We shall see come then.

5 thoughts on “Deadline Approaching on Debt Ceiling”

  1. I’ve been saying this for Obama’s entire term. The Dems just want to compromise, the GOP want to win. That’s why they are and all the wrong cuts are being made. The guy I voted for, as well as the rest of the Democrats are throwing those that voted for them under the bus. And the apathy at the polls that let this get out of control on the state level shows it. I’ll vote for Obama again solely because there’s no alternative.

    1. I’m not sure. I’ve long suspected the entire presidential race was going to be only about the economy, and it’s going to get spun in a way that makes it look like Obama’s fault to a bunch of people. I’m most optimistic that I don’t think the cadre of republicans has a serious contender among ’em. Romney is a Mormon, which is going to be a deal breaker for a lot of people, Bachman is Bachman, Pawlenty is too unknown, Paul, much like Bachman, is Paul. That’s not even touching on Santorum, who’s Urban Dictionary page alone is going to keep him out of office.

      1. Well, to be sure, the lack of a real contender is a help.

        But I do think the Repubs haven’t been able to pull the wool over the eyes of most their constituency about the mishandling (some might say ‘fabrication’) of this crisis. They’re divided–the tea party on one side, refusing to brook any compromise, even when it’s reasonable; the more–I can’t believe I’m about to say this–moderate conservatives on the other, watching in horror as the tea party drags them down.
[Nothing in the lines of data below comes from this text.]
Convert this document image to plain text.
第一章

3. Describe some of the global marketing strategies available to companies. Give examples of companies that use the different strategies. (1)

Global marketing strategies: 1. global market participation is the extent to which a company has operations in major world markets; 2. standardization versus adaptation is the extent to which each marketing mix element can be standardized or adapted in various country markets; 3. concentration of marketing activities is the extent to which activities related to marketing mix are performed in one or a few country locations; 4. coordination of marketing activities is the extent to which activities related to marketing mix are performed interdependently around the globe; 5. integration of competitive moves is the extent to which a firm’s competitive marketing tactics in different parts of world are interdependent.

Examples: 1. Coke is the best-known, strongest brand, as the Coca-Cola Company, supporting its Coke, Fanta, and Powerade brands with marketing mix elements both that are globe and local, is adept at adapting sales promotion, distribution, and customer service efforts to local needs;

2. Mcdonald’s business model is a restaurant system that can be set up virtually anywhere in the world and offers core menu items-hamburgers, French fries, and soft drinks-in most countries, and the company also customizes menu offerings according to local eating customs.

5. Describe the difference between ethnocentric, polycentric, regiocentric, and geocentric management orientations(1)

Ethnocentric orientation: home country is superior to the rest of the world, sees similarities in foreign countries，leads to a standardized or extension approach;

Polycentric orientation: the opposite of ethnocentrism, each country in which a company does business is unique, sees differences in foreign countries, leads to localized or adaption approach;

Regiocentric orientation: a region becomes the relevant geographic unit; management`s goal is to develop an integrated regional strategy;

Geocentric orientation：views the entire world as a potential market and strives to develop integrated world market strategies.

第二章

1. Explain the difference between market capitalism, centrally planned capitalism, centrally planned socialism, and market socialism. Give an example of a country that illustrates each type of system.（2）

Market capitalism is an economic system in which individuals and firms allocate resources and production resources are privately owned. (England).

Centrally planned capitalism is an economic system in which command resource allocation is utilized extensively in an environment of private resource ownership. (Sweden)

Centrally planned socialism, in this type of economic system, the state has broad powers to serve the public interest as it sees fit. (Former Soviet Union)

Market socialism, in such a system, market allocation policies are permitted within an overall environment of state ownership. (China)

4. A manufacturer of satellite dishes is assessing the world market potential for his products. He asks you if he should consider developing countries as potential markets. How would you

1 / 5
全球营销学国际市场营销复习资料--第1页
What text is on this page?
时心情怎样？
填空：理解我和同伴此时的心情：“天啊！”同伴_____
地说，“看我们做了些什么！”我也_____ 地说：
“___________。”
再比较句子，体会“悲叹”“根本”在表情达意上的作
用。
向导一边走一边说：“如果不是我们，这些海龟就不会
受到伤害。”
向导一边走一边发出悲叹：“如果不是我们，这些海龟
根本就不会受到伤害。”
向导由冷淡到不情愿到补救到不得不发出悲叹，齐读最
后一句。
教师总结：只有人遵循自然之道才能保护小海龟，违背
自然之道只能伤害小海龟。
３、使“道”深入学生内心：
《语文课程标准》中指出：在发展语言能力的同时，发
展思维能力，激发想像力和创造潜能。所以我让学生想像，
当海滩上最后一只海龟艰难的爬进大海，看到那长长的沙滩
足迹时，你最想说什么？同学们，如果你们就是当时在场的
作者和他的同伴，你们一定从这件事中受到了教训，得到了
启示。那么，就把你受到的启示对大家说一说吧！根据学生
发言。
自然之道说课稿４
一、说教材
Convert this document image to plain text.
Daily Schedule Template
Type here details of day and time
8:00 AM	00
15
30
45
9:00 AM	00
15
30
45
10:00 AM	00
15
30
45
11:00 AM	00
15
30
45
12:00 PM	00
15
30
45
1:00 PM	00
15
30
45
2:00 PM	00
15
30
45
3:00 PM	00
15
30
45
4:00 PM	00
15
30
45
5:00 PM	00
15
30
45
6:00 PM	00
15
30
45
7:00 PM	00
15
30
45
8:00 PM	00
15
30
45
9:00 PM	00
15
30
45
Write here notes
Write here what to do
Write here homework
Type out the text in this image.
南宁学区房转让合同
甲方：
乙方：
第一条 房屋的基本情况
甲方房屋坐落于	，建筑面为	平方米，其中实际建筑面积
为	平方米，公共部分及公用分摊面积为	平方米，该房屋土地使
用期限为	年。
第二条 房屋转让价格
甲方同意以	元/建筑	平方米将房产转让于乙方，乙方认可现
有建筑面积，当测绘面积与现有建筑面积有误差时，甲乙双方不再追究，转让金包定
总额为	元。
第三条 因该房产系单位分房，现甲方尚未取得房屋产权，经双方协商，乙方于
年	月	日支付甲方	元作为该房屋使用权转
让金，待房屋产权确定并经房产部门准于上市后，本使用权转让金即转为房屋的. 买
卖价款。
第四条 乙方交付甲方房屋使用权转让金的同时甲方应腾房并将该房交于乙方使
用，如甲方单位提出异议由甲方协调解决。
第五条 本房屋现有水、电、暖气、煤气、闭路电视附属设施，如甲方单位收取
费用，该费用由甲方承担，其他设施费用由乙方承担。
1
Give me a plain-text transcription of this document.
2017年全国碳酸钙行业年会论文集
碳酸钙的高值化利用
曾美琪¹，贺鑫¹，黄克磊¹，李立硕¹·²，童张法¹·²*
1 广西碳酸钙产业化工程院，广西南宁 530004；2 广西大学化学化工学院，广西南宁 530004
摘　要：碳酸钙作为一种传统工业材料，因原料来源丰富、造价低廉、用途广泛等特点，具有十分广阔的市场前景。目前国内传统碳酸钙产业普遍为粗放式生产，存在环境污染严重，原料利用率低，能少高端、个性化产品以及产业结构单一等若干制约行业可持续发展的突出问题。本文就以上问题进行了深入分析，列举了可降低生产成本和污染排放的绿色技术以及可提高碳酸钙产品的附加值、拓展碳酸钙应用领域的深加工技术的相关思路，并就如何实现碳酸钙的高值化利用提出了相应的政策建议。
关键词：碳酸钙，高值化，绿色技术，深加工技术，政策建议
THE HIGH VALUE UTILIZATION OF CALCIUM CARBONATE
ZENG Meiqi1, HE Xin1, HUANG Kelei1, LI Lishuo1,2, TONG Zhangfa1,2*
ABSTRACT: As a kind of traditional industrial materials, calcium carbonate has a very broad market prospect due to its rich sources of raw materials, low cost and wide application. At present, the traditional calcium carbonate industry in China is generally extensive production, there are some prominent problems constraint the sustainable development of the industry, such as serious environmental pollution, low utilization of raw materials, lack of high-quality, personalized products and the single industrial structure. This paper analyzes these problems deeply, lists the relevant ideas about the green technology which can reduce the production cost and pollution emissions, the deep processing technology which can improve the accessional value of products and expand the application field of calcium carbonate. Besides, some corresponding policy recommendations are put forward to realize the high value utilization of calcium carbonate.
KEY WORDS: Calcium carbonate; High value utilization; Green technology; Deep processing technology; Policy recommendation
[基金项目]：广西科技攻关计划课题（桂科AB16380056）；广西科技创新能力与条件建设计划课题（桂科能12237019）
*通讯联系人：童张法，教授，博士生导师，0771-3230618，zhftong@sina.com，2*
        Maybe I’m just misreading all this tension, but to my mind, there’s as much tension within the Repub party about the debt crisis as there is being directed toward them from without.

      2. I am sadly in agreement with Selena here. I’m really, really, really worried right now.

        Maybe it’s just because my Father and one of my closest friends are libertarians and I’ve been hearing them on this a lot, but I think Paul has a shot. I don’t hate the guy (though I do hate his son), but he scares me because he doesn’t strike me as being genuine. I like that he often backs Kucinich, and he’s against most military action, and doesn’t like big government…but on women’s issues he terrifies me. And I don’t know how much of what he spews would actually come to fruition were he elected. I think the American people are so incensed, confused and exasperated that they might just give him a vote, though.

        But then, I’m so far left as to rarely ever be satisfied, so…*shrug* I don’t want to see Obama be martyrd over this, but it wouldn’t surprise me in the least.